What Hope Is There for the Hemlock?

The search is under way for ways to control the adelgid. Seed banking is planned, and biologists are looking for resistant trees in the wild (so far, no one has found any). Researchers hope one day to be able to breed western hemlock's resistance into eastern and Carolina hemlocks while maintaining as many characteristics of the eastern species as possible.

Landscape trees can be protected using insecticide sprays, though every needle must be thoroughly drenched annually to be effective. Chemical control, in its current form, is impractical to impossible in forest settings. Hemlock stands are scattered and often inaccessible; full insecticide coverage is difficult to achieve; many trees can't be sprayed because of their proximity to streams. Other chemical applications are being used in some areas, including systemic insecticides applied through stem injection, implantation and soil drenches. Shenandoah began experimenting this year with an injectable systemic that may allow protection of some large isolated trees not yet seriously infested with adelgids.

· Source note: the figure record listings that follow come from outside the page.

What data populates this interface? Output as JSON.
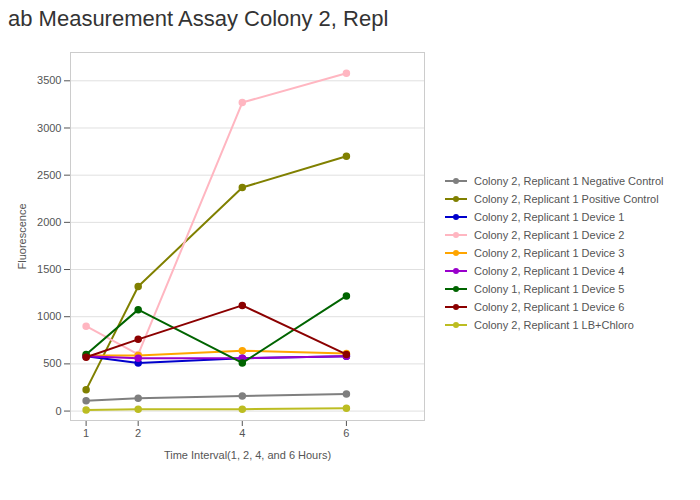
{
  "chart_data": {
    "type": "line",
    "title": "ab Measurement Assay Colony 2, Repl",
    "xlabel": "Time Interval(1, 2, 4, and 6 Hours)",
    "ylabel": "Fluorescence",
    "x": [
      1,
      2,
      4,
      6
    ],
    "series": [
      {
        "name": "Colony 2, Replicant 1 Negative Control",
        "color": "#7f7f7f",
        "values": [
          110,
          135,
          160,
          180
        ]
      },
      {
        "name": "Colony 2, Replicant 1 Positive Control",
        "color": "#808000",
        "values": [
          225,
          1320,
          2370,
          2700
        ]
      },
      {
        "name": "Colony 2, Replicant 1 Device 1",
        "color": "#0000cc",
        "values": [
          580,
          510,
          560,
          580
        ]
      },
      {
        "name": "Colony 2, Replicant 1 Device 2",
        "color": "#ffb6c1",
        "values": [
          900,
          600,
          3270,
          3580
        ]
      },
      {
        "name": "Colony 2, Replicant 1 Device 3",
        "color": "#ffa500",
        "values": [
          590,
          590,
          640,
          610
        ]
      },
      {
        "name": "Colony 2, Replicant 1 Device 4",
        "color": "#9900cc",
        "values": [
          580,
          560,
          560,
          580
        ]
      },
      {
        "name": "Colony 1, Replicant 1 Device 5",
        "color": "#006400",
        "values": [
          600,
          1075,
          510,
          1220
        ]
      },
      {
        "name": "Colony 2, Replicant 1 Device 6",
        "color": "#8B0000",
        "values": [
          570,
          760,
          1120,
          600
        ]
      },
      {
        "name": "Colony 2, Replicant 1 LB+Chloro",
        "color": "#bcbd22",
        "values": [
          10,
          20,
          20,
          30
        ]
      }
    ],
    "xlim": [
      0.7,
      7.5
    ],
    "ylim": [
      -100,
      3800
    ],
    "xticks": [
      1,
      2,
      4,
      6
    ],
    "yticks": [
      0,
      500,
      1000,
      1500,
      2000,
      2500,
      3000,
      3500
    ],
    "grid": "y",
    "legend": "right",
    "marker": "circle"
  }
}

Predator. Tiny but voracious, both the larva and adult (shown here) of Pseudoscymnus tsugae attack all stages of the adelgid.
Work is also under way on biocontrols, the most promising of which is a tiny black coccinellid beetle (Pseudoscymnus tsugae) discovered feeding on adelgids in Japan in 1992. Years of quarantine and study convinced researchers that the beetle was safe for release in the wild. (Other predatory beetles and mites that prey on the adelgids in Japan and China are also being studied, but haven't been approved for release.) A lab in New Jersey has been mass-rearing P. tsugae since 1997. Several hundred thousand beetles have been experimentally released in nearly a dozen states. Among the places the beetles have been released are a few parkway locations north of Boone; in Ellicott Rock Wilderness Area; and, in early June, in the Smokies at Cataloochee, Laurel Falls and Panther Creek.

No one knows yet whether the beetles will reproduce in numbers in the wild, or make a dent on the adelgid population. Even so, demand for the beetles far outstrips supply - and will, for years to come. "I wish I had a whole shoebox - or 10 shoeboxes - of those beetles for Linville Falls," McElrath says sadly. "But I don't."